Genetic studies of island populations indicate that platypus can thrive despite high levels of inbreeding and small effective population size (Ne, a measure of the number of individuals making an effective genetic contribution to the next generation). The level of platypus genetic diversity on King Island (which has been isolated from both the Australian mainland and Tasmania for at least 10,000 years) is among the lowest ever recorded in a wild vertebrate population. However, animals are widespread and abundant in suitable habitat and no signs of physical abnormalities or poor physical condition are evident. Similarly, the platypus population on Kangaroo Island (descended from 16 founders released in the 1940s) has been estimated to have an effective population size of just 10-11 individuals today.
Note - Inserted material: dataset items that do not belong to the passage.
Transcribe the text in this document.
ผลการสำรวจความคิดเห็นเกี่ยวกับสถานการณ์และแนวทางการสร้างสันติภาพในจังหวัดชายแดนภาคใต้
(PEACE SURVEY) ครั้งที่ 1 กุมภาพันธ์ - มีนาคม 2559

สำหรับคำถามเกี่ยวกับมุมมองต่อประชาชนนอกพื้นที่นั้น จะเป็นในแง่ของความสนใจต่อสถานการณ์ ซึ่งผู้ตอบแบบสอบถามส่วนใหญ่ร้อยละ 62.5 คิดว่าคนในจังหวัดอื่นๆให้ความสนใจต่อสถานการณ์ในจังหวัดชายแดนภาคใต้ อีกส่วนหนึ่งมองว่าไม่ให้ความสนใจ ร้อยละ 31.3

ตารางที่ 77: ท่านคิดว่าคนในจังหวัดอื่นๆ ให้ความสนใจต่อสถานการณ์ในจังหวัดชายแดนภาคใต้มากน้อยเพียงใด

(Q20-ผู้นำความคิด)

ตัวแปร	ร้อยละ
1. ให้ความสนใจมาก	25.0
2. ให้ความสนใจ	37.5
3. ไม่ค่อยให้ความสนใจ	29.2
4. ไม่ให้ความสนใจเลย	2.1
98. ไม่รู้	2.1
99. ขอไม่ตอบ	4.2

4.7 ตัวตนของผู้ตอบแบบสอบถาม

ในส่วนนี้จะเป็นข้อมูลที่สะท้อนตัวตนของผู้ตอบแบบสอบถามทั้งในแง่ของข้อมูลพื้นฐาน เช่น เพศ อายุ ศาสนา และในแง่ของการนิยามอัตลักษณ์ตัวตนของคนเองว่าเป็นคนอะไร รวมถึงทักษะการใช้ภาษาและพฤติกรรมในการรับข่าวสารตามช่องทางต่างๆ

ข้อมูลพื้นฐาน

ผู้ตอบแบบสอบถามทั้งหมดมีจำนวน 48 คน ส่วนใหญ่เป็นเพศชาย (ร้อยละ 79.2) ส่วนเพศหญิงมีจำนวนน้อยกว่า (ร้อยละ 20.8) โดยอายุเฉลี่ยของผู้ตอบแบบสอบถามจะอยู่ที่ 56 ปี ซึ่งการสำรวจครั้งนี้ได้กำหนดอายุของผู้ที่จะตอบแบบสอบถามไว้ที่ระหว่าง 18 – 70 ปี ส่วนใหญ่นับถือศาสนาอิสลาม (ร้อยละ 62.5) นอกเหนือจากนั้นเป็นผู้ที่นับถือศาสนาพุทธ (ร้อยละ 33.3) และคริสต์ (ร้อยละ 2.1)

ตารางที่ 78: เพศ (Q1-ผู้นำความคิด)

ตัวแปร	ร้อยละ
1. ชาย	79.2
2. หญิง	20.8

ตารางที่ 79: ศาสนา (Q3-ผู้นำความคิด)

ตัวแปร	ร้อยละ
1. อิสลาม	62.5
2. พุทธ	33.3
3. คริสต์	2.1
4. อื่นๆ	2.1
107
Nonetheless, animals are again entirely normal in terms of their physical appearance and condition, and population densities are similar to (or slightly higher than) those reported for Victorian streams of comparable size.
Photos courtesy of Mike Sverns (above), B. Catherine (below)
Sleep and dreaming
A platypus sleeping in a cool burrow looks like a furry ball: it tucks its legs up against the body, drops its bill against the chest, and then wraps its tail over its head and bill. This posture reduces the amount of heat lost from the platypus’s body surface while it sleeps and, in particular, means that the bare skin of the bill is kept warm under its tail. However, if the temperature inside the burrow rises substantially (for example, during a heat wave), a sleeping platypus may partly or entirely stretch out while reclining on its side, stomach or back.
Mammalian sleep is typically divided into two distinct and alternating stages: REM (“Rapid Eye Movement”) sleep and non-REM sleep. In REM sleep, nerve cells in the brain fire in rapid bursts, the face, eyes and limbs twitch and (at least in humans) dreaming occurs. Interestingly, researchers have found that a platypus engages in more REM sleep than any other adult mammal in which this has been studied (more than 8 hours per day on average). There are some differences between REM sleep in the platypus as compared to most other mammals (for example, the platypus brain cortex has a higher voltage when monitored using an electroencephalogram or EEG). However, the platypus resembles other mammals in vigorously twitching its bill and head and rapidly moving its closed eyes during REM sleep. It remains unknown if a platypus actually dreams.